Horses: Scourge of PTSD?

According to researchers, one-fifth of all youth, or between 7.7 and 12.8 million, experience a serious mental health problem at some point. Meanwhile, 14-25 percent of young people are slated to suffer “at least one major depressive episode before adulthood”.

And unfortunately, PTSD is especially difficult to treat because of the difficulty of parsing it from other conditions. This is particularly tough when it comes to young people, who don’t have the experience to either comprehend or express what they’re feeling.

The results of this study, the researchers hope, will provide a new avenue for doctors wanting to help troubled youth.

Equine therapy goes back a ways

While horses’ usefulness in the area of PTSD is new, equine therapy has been giving new meaning to the term “horse health care” for some time now.

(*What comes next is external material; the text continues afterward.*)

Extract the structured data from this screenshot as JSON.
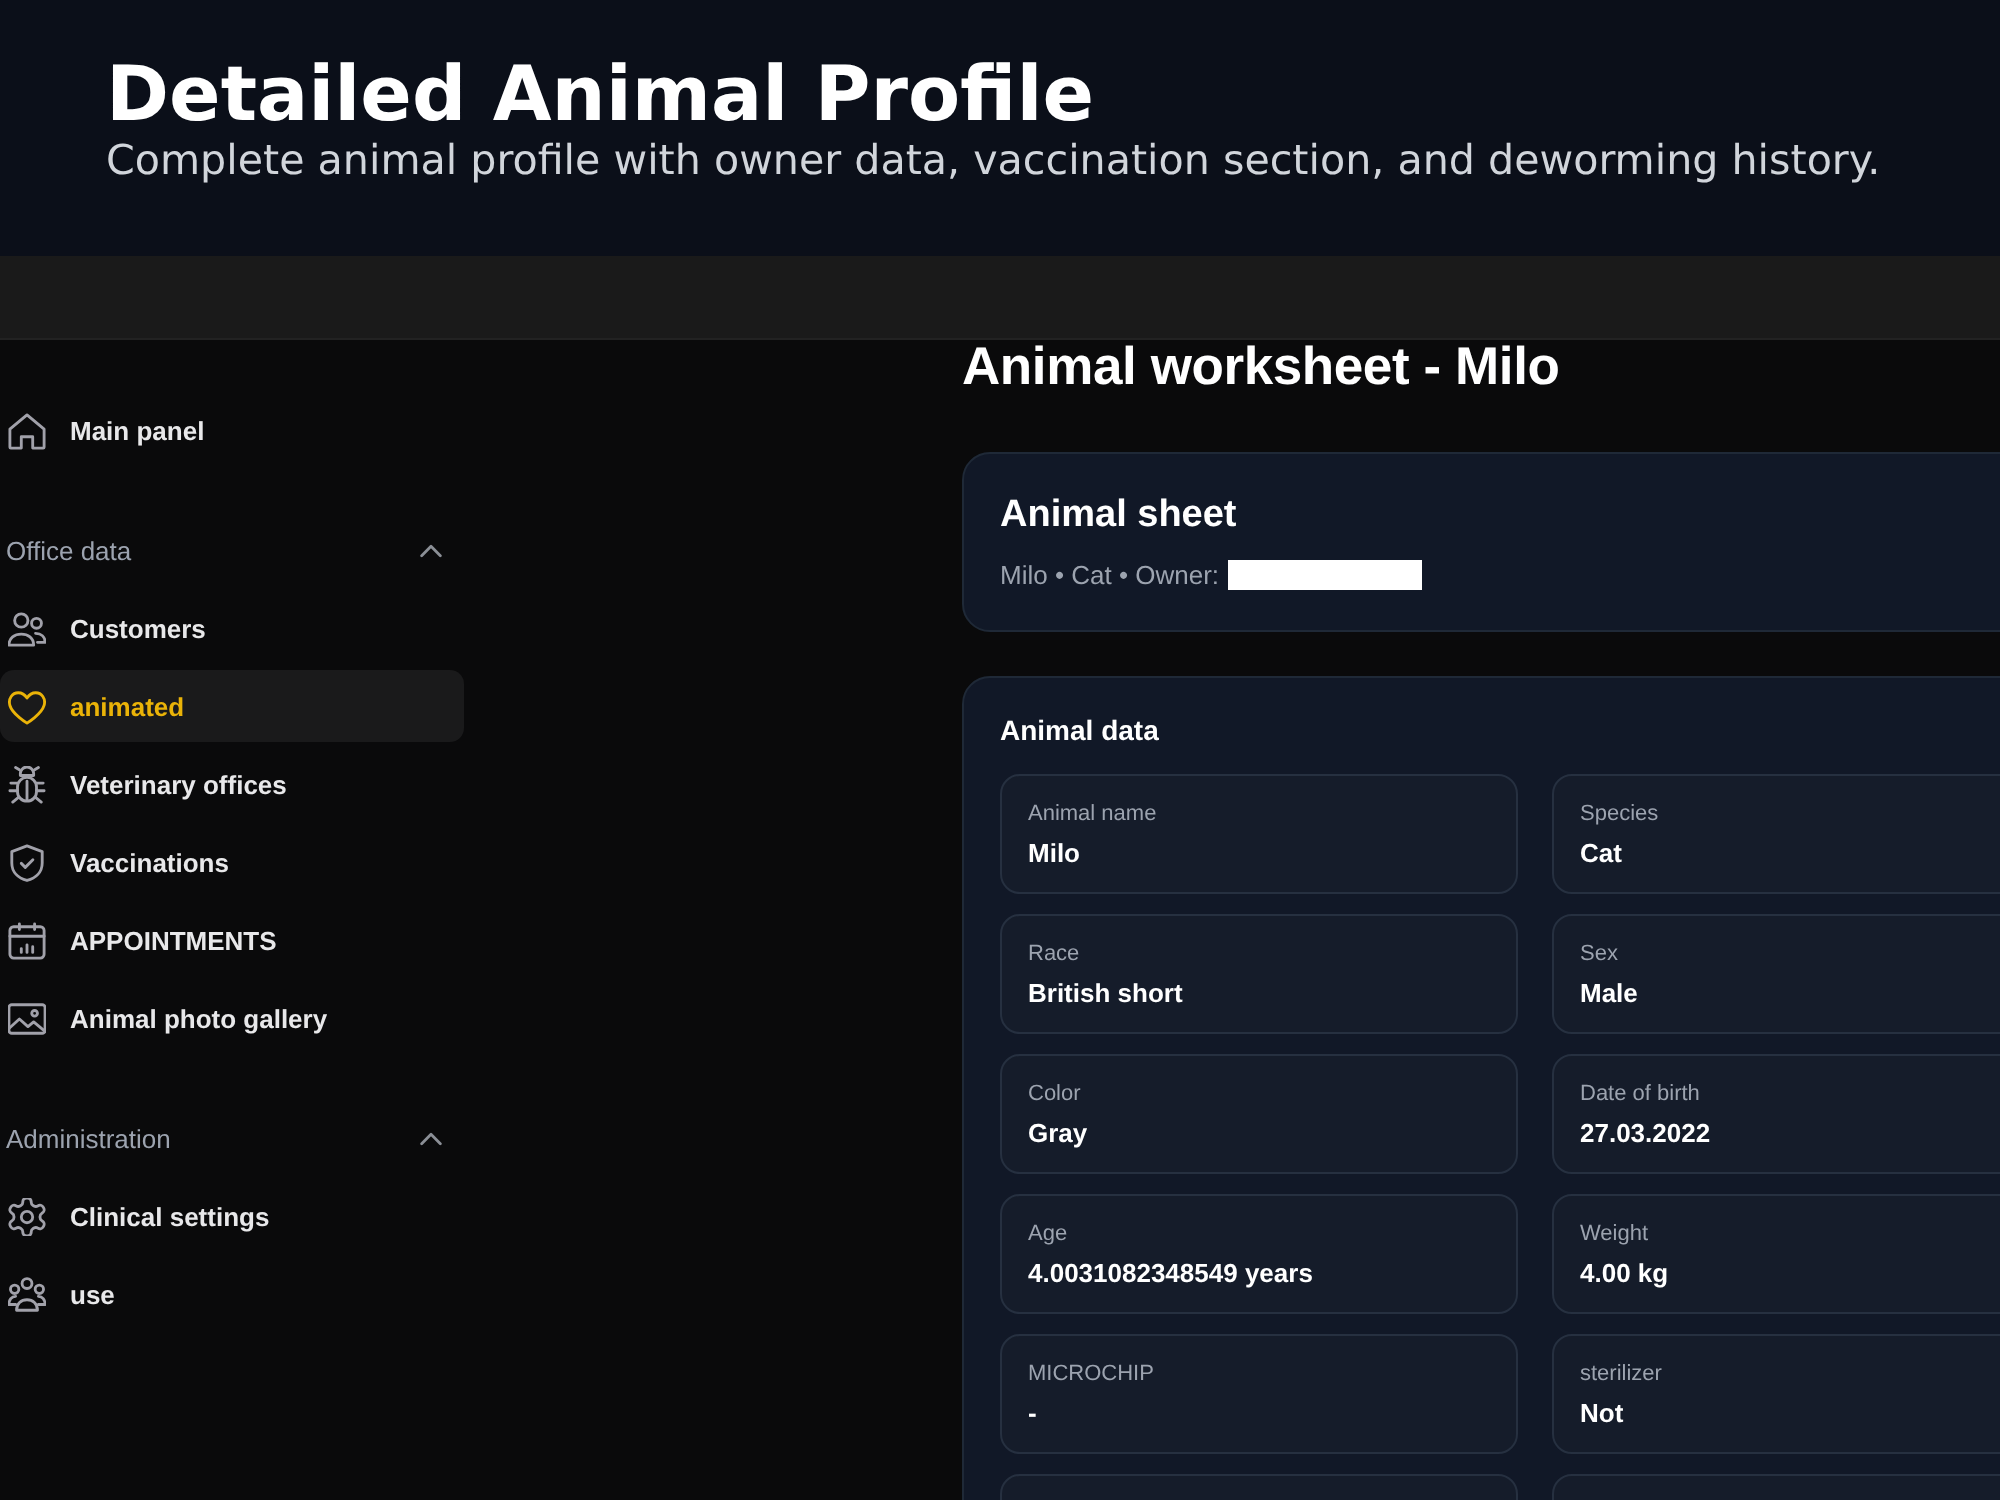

Horses are used to helping humans with everything from physical rehabilitation and cognitive development to speech problems. Back in 1969, the North American Riding for the Handicapped Association (now PATH Intl.) was founded to promote horseback riding as a form of physical and mental therapy. Before that, some point to the fact that even some Ancient Greek writers were talking up the therapeutic benefits of horses, according to Equestrian Therapy.

All of this begs the question: What is it about horses that makes them so therapeutic?

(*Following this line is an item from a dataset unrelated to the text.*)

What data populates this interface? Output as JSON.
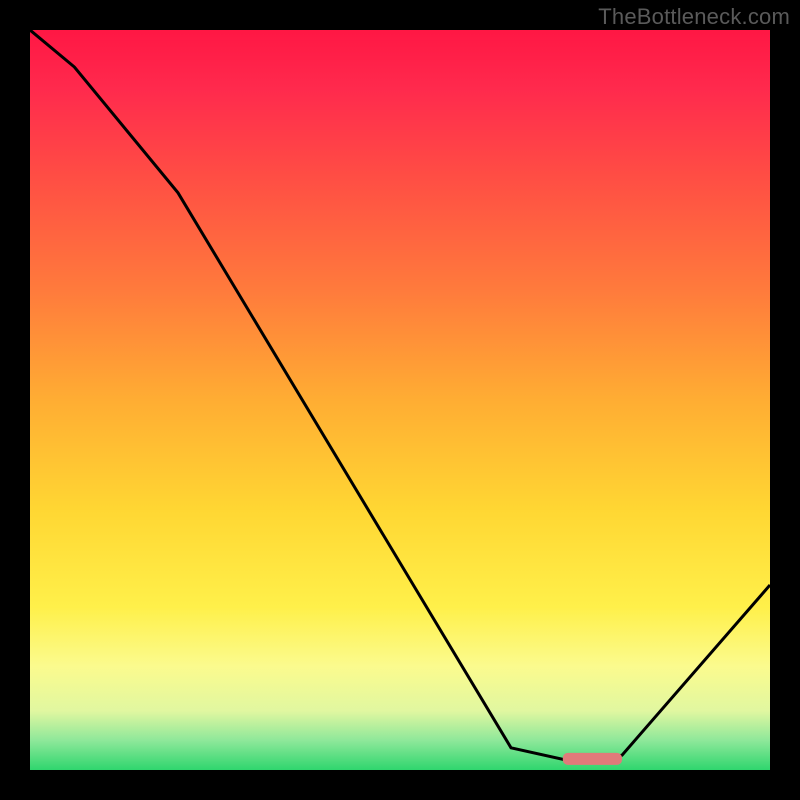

According to numerous studies, the rhythmic motion of riding a horse can facilitate focus and relaxation for riders, allowing for more effective therapy. At the same time, interacting with horses helps patients develop sensory input and nonverbal communication. Beyond this, the process of learning and mastering a new skill can imbue a patient with much-needed self-confidence.

Who knows? Today, it’s horses’ usefulness in treating PTSD, tomorrow, researchers could find a whole new therapeutic function for our equine allies.